Dalam film itu, kamu menyebutkan pernah bertanya pada mantan suami rasanya menjadi laki-laki, dan tanggapannya adalah "kamu jalan-jalan dengan hasrat ingin ngewe dengan semua hal." Meski kita enggak sebaiknya mengeneralisasi, pernyataan itu kok terkesan kayak kartun ya. Ada sesuatu yang absurd soal konsep ngewe sama siapa aja tanpa alasan dan hanya karena rasanya enak. Menurutmu, apa orang-orang semakin sadar bahwa seks itu absurd, dan kehidupan modern juga absurd?
Memang sih hasrat seks yang seperti itu jadi terkesan seperti kartun, dan kehidupan sebagai manusia dengan hasrat seksual tidaklah sederhana. Bahkan hewan-hewan, yang hasrat seksualnya terkait dengan indera penciuman, tidak punya perilaku kayak begini. Tapi kalau orang-orang mulai memandang "ngewe sana sini" sebagai suatu hal yang absurd, saya belum pernah bertemu orang kayak gitu. Film ini digambarkan sebagai sekuel "docufiction" dari memoarmu, Something Wrong with Her . Mungkin kamu bisa cerita pilihanmu memakai format fiksi dokumenter. Kenapa ga dokumenter sekalian?

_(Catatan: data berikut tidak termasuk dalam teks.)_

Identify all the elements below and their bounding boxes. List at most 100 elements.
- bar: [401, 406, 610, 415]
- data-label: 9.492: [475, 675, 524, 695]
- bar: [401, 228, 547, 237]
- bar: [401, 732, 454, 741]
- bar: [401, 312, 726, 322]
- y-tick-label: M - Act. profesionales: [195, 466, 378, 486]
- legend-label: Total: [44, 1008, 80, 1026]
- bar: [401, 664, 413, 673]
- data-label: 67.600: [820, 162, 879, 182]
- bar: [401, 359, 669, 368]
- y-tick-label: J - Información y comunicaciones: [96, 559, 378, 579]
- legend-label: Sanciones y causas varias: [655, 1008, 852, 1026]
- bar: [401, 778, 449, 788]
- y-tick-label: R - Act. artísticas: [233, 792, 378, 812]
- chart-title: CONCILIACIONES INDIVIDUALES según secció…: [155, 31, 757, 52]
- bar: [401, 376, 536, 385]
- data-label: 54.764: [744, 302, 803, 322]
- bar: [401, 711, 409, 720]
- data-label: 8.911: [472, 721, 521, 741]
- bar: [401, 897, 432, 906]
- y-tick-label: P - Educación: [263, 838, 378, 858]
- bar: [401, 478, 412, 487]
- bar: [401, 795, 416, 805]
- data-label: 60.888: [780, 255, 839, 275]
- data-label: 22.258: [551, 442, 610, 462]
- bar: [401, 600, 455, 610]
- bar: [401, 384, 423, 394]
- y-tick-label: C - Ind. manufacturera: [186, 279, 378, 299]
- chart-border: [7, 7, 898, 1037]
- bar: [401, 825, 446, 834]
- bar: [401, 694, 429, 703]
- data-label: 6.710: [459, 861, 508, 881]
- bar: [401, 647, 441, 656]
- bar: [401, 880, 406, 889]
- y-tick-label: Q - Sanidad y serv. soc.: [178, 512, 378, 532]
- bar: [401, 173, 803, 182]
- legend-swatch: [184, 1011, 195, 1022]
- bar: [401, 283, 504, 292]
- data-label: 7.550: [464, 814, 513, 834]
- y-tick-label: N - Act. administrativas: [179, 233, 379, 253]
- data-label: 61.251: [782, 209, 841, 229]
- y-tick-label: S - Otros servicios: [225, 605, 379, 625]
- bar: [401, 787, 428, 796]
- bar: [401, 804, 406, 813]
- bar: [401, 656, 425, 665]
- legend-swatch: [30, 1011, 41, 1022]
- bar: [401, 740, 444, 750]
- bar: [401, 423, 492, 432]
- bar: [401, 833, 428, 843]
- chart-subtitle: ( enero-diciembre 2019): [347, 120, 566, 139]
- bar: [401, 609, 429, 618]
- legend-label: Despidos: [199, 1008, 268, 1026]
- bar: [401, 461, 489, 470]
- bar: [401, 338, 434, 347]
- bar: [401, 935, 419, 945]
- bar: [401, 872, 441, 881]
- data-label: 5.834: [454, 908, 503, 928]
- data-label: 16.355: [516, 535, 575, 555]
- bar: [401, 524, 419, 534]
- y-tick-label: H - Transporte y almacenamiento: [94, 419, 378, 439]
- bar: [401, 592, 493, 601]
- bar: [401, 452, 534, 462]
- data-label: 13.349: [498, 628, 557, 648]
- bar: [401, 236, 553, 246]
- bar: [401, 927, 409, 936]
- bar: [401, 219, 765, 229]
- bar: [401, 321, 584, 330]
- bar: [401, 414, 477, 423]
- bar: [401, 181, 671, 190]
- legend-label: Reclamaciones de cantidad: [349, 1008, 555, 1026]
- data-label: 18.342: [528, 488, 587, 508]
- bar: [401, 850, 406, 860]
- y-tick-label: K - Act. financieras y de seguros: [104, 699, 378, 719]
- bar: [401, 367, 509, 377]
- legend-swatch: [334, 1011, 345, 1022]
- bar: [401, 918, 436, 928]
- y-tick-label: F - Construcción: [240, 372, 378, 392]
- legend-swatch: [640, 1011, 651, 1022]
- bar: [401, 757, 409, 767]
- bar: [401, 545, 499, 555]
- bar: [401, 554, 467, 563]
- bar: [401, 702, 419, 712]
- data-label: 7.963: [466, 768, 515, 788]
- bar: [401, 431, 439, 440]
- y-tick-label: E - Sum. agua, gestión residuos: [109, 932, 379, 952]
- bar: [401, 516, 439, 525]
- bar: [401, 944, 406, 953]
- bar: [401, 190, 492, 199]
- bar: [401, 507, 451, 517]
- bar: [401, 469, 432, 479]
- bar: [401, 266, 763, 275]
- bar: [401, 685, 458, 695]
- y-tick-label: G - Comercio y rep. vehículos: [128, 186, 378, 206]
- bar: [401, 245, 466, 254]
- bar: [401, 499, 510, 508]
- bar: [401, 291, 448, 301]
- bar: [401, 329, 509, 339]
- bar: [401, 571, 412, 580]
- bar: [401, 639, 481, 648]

Kurasa cuma satu produser yang menggunakan kata "docufiction." Aku sendiri menyebutnya sekuel fiktif terhadap memoar saya—sudut pandang kesusastraan yang saya kira tidak akan saya gunakan. Di satu sisi, "docufiction" lebih akurat. Bagian docu-nya adalah wawancara-wawancara, dan fiksi itu adalah adegan-adegannya. Wawancara tersebut adalah kisah latar yang mungkin dibutuhkan novel manapun (semacam "kok dia bisa jadi kayak gini?" yang hanya dijawab oleh dugaan-dugaan). Lalu adegan-adegan yang terdramatisir adalah kisah fiktif. Kami enggak punya modal memadai (bujet, pemain, dll.) untuk membuat versi film dari memoar ini. Seandainyapun ada dana, mengingat fragmentasi dalam buku itu kayaknya tetap ga mungkin 100 persen sama. Jadi tidak ada adegan reka-ulang dari masa laluku. Untuk itu, satu-satunya cara untuk mengorek masa lalu adalah lewat wawancara. Untuk menghindari kebanyakan talking heads (meski kamera selama wawancara itu sangat efektif), kami melakukan banyak B-roll berisi Mark dan aku melakukan kegiatan sehari-hari. Aku juga menyediakan foto-foto stills Mark sama aku semasa kecil. Di sisi lain, Frank mengubah film-film 8mm keluargaku menjadi format digital. Jadi wawancara tersebut bisa ditambahin voice-over sebanyak mungkin. Soal kenapa kita enggak sekalian aja buat dokumenter seluruhnya? Mungkin karena ini bukan kisah pemulihan—tidak ada jawaban, tidak ada penyembuhan. Persoalanku ini enggak cukup dituntaskan dengan penceritaan sepenuhnya "drama."